Saturday, May 16, 2009

Eternity and Ham, Part II



After writing yesterday’s essay I returned home and started rummaging in the refrigerator for dinner. Then I found it. A container of cold asparagus salad with ham vinaigrette (I told you I’d made every ham recipe you could imagine). The salad was still good, preserved by the oil and vinegar, so I finished the asparagus off for dinner, but I’m still worried that another ham dish may be lurking somewhere in the refrigerator—maybe behind the pickled green tomatoes or preserved lemons.
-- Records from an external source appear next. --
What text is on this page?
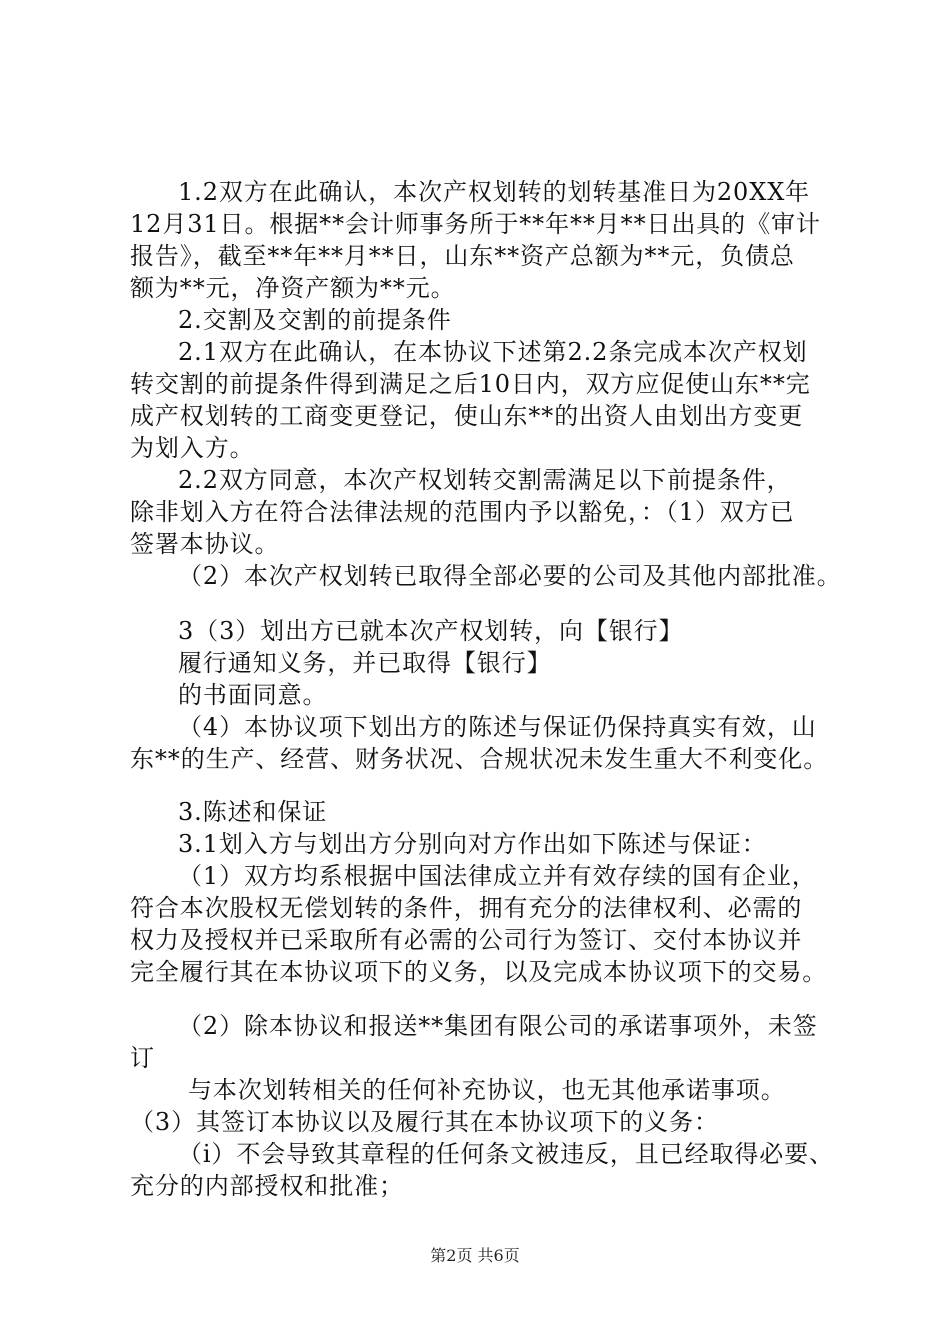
1.2双方在此确认，本次产权划转的划转基准日为20XX年
12月31日。根据**会计师事务所于**年**月**日出具的《审计
报告》，截至**年**月**日，山东**资产总额为**元，负债总
额为**元，净资产额为**元。
2.交割及交割的前提条件
2.1双方在此确认，在本协议下述第2.2条完成本次产权划
转交割的前提条件得到满足之后10日内，双方应促使山东**完
成产权划转的工商变更登记，使山东**的出资人由划出方变更
为划入方。
2.2双方同意，本次产权划转交割需满足以下前提条件，
除非划入方在符合法律法规的范围内予以豁免，：（1）双方已
签署本协议。
（2）本次产权划转已取得全部必要的公司及其他内部批准。
3（3）划出方已就本次产权划转，向【银行】
履行通知义务，并已取得【银行】
的书面同意。
（4）本协议项下划出方的陈述与保证仍保持真实有效，山
东**的生产、经营、财务状况、合规状况未发生重大不利变化。
3.陈述和保证
3.1划入方与划出方分别向对方作出如下陈述与保证：
（1）双方均系根据中国法律成立并有效存续的国有企业，
符合本次股权无偿划转的条件，拥有充分的法律权利、必需的
权力及授权并已采取所有必需的公司行为签订、交付本协议并
完全履行其在本协议项下的义务，以及完成本协议项下的交易。
（2）除本协议和报送**集团有限公司的承诺事项外，未签
订
与本次划转相关的任何补充协议，也无其他承诺事项。
（3）其签订本协议以及履行其在本协议项下的义务：
（i）不会导致其章程的任何条文被违反，且已经取得必要、
充分的内部授权和批准；
第2页 共6页
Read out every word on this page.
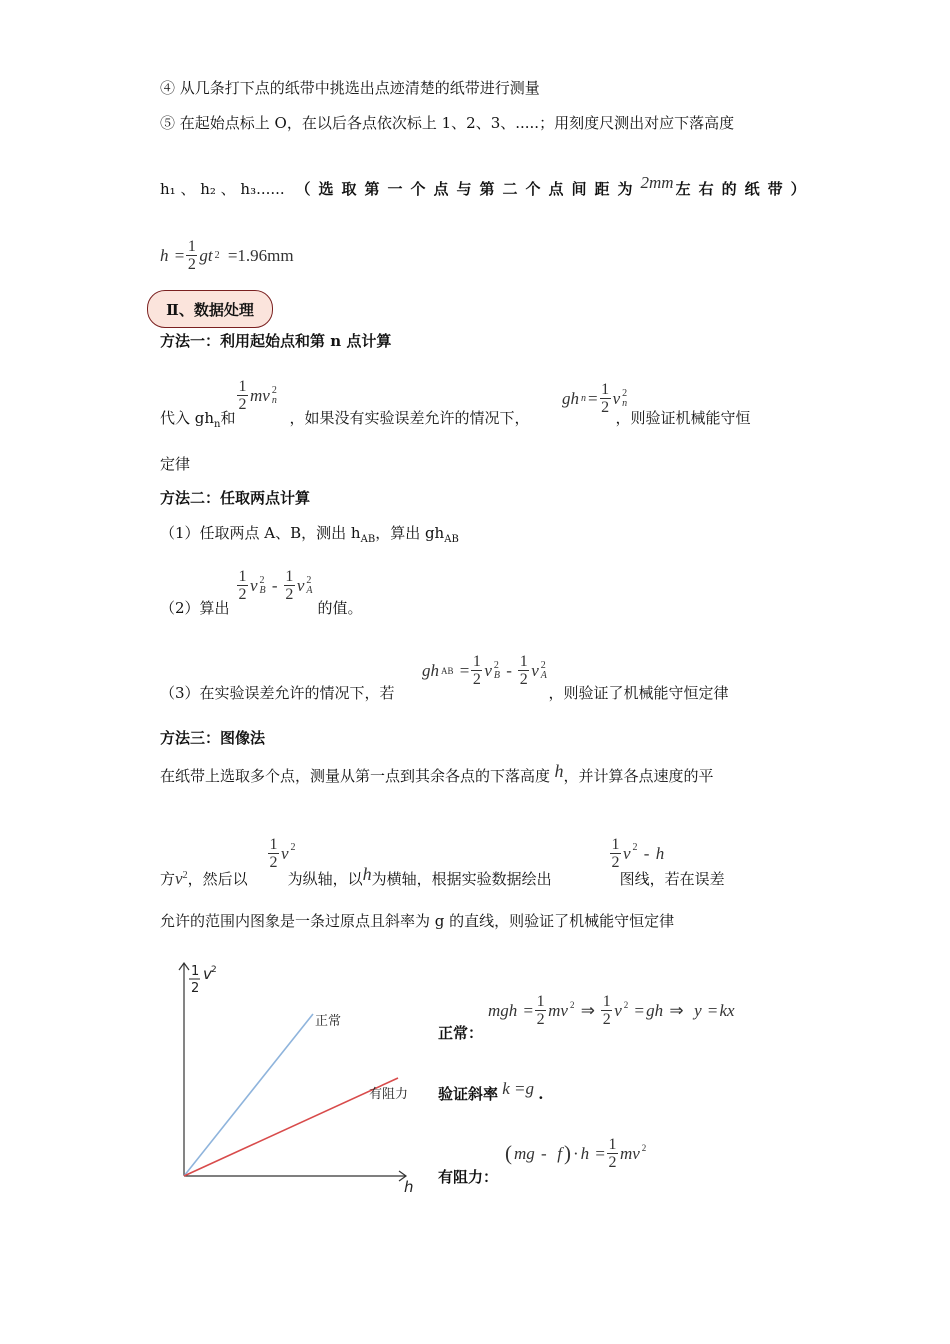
④ 从几条打下点的纸带中挑选出点迹清楚的纸带进行测量
⑤ 在起始点标上 O，在以后各点依次标上 1、2、3、.....；用刻度尺测出对应下落高度
h₁ 、 h₂ 、 h₃...... （选取第一个点与第二个点间距为2mm 左右的纸带）
$h = \frac{1}{2}$ gt 2
=1.96mm
Ⅱ、数据处理
方法一：利用起始点和第 n 点计算
$\frac{1}{2}$ mv 2
n
代入 $gh_n$和	，如果没有实验误差允许的情况下，	，则验证机械能守恒
gh $n = \frac{1}{2}$ v 2
n
定律
方法二：任取两点计算
（1）任取两点 A、B，测出 $h_{AB}$，算出 $gh_{AB}$
（2）算出	的值。
$\frac{1}{2}$ v 2
B - $\frac{1}{2}$ v 2
A
（3）在实验误差允许的情况下，若	，则验证了机械能守恒定律
gh AB = $\frac{1}{2}$ v 2
B - $\frac{1}{2}$ v 2
A
方法三：图像法
在纸带上选取多个点，测量从第一点到其余各点的下落高度 h，并计算各点速度的平
方$v^2$，然后以	为纵轴，以h为横轴，根据实验数据绘出	图线，若在误差
$\frac{1}{2} v^2$	$\frac{1}{2} v^2$ - h
允许的范围内图象是一条过原点且斜率为 g 的直线，则验证了机械能守恒定律
1
2
v 2
h
正常
有阻力
正常：
mgh = $\frac{1}{2} mv^2$ ⇒ $\frac{1}{2} v^2$ = gh ⇒ y = kx
验证斜率 k =g .
( mg - f ) · $h = \frac{1}{2} mv^2$
有阻力：
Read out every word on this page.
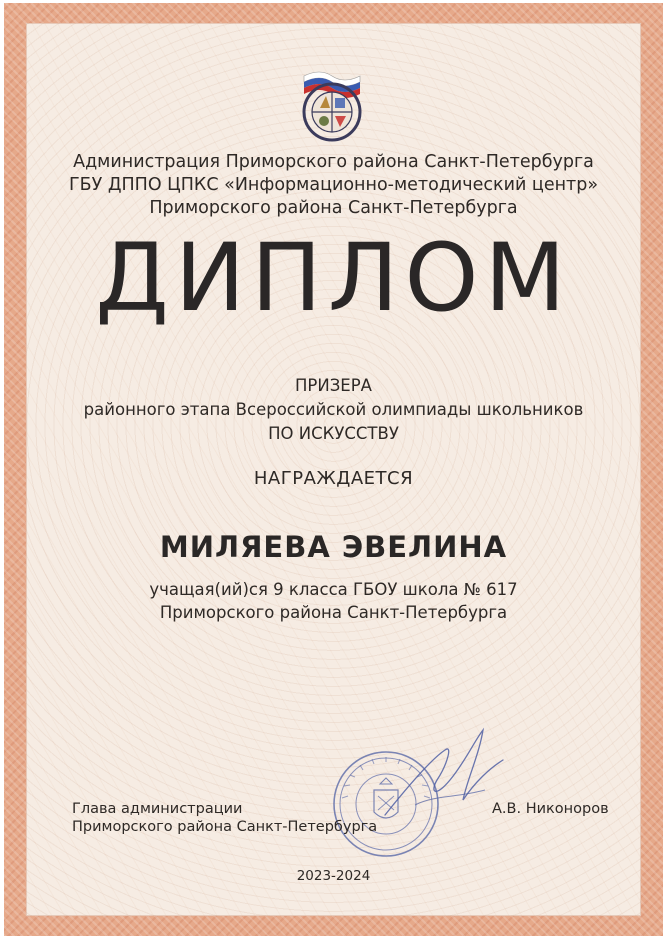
Администрация Приморского района Санкт-Петербурга
ГБУ ДППО ЦПКС «Информационно-методический центр»
Приморского района Санкт-Петербурга
ДИПЛОМ
ПРИЗЕРА
районного этапа Всероссийской олимпиады школьников
ПО ИСКУССТВУ
НАГРАЖДАЕТСЯ
МИЛЯЕВА ЭВЕЛИНА
учащая(ий)ся 9 класса ГБОУ школа № 617
Приморского района Санкт-Петербурга
Глава администрации
Приморского района Санкт-Петербурга
А.В. Никоноров
2023-2024
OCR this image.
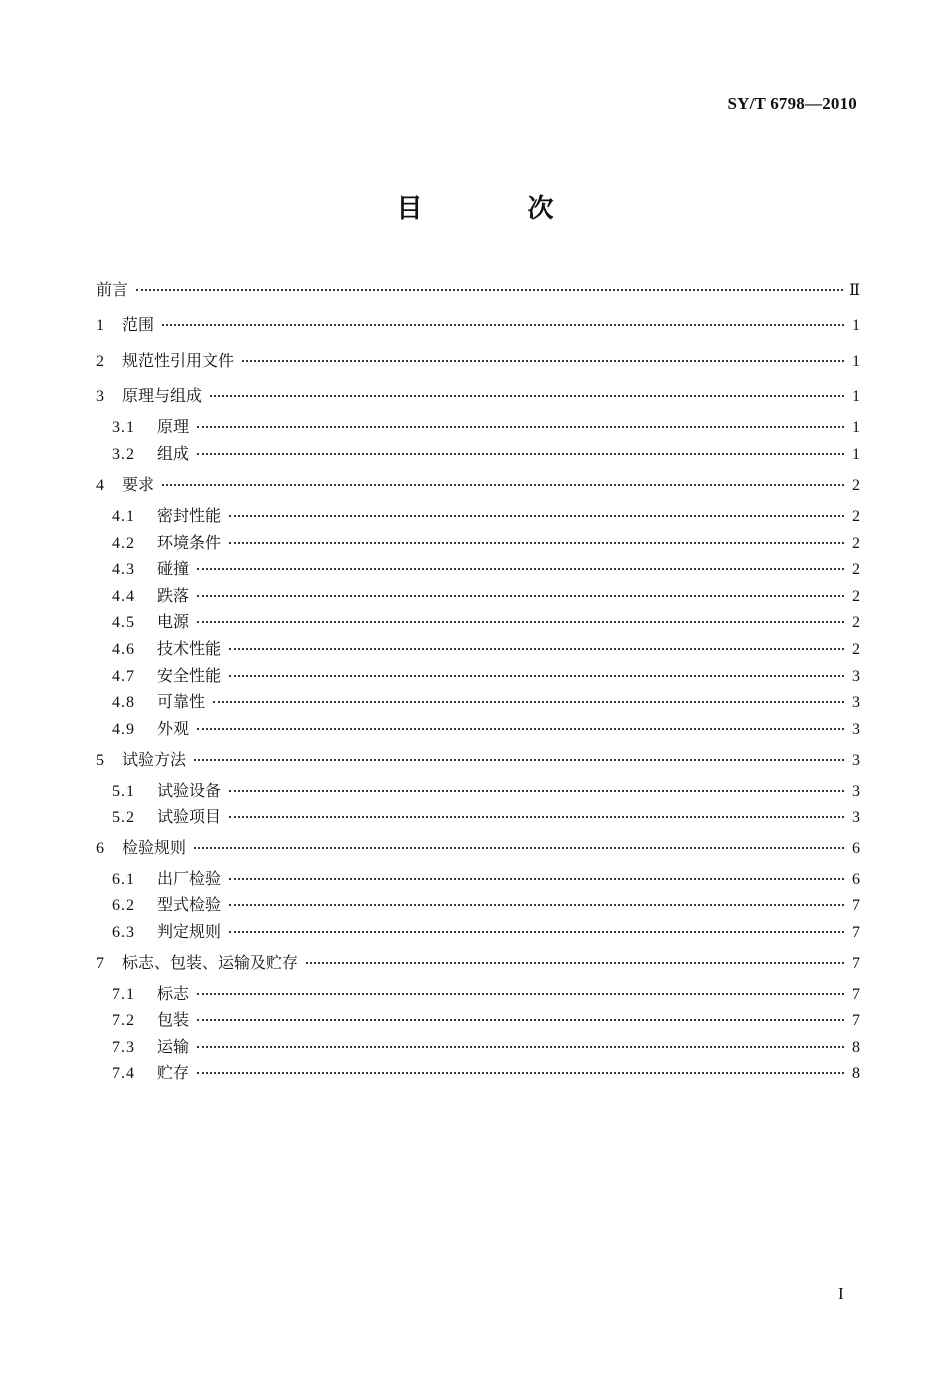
SY/T 6798—2010
目 次
前言	Ⅱ
1	范围	1
2	规范性引用文件	1
3	原理与组成	1
3.1	原理	1
3.2	组成	1
4	要求	2
4.1	密封性能	2
4.2	环境条件	2
4.3	碰撞	2
4.4	跌落	2
4.5	电源	2
4.6	技术性能	2
4.7	安全性能	3
4.8	可靠性	3
4.9	外观	3
5	试验方法	3
5.1	试验设备	3
5.2	试验项目	3
6	检验规则	6
6.1	出厂检验	6
6.2	型式检验	7
6.3	判定规则	7
7	标志、包装、运输及贮存	7
7.1	标志	7
7.2	包装	7
7.3	运输	8
7.4	贮存	8
I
I am not entirely sure why eating an entire ham seems so difficult. I’m not usually bothered by eating the same food each day. Ham has an assertive flavor, though, and it’s not part of the normal palette of flavors in my diet. That’s not true everywhere. In Spain ham is a national obsession—asparagus with ham vinaigrette is a Spanish recipe.

There is a popular fast food restaurant called Museo de Jamon—literally, museum of ham. I visited one in Madrid and was entirely bewildered by the selection. As you can see, there are hundreds of hams and all of them are different both in price and, to the Spanish palate, taste. I quickly ordered a bocadillo (small sandwich)—the attendants are notoriously rude if you hesitate--with a random, moderately priced slice of ham. The sandwich was bread and ham and nothing else. The Spanish don’t believe in obscuring the taste of the ham with condiments.

Spanish ham is different from the ham we typically buy in the United States. Dryer, saltier, smokier, and aged, it is ham meant to last even without refrigeration. Such hams used to be common in the United States, but as James Beard writes in his classic American Cookery, “Nowadays one seldom finds a ham aged more than two or three years. Formerly it was not uncommon to find them aged six and seven years . . . .” While we have lost our taste for serious ham, the Spanish have not and debates about the best hams, generally acknowledged to be jamon iberico, and the best regions for ham, Huelva seems to be popular, are taken as seriously as debates here over the best wines.

The Spanish seem to eat ham almost every day, maybe more than once per day. Ham, for the Spanish, is important not only for cultural reasons, but as a tradition buttressed by religion, and that’s a topic to discuss tomorrow.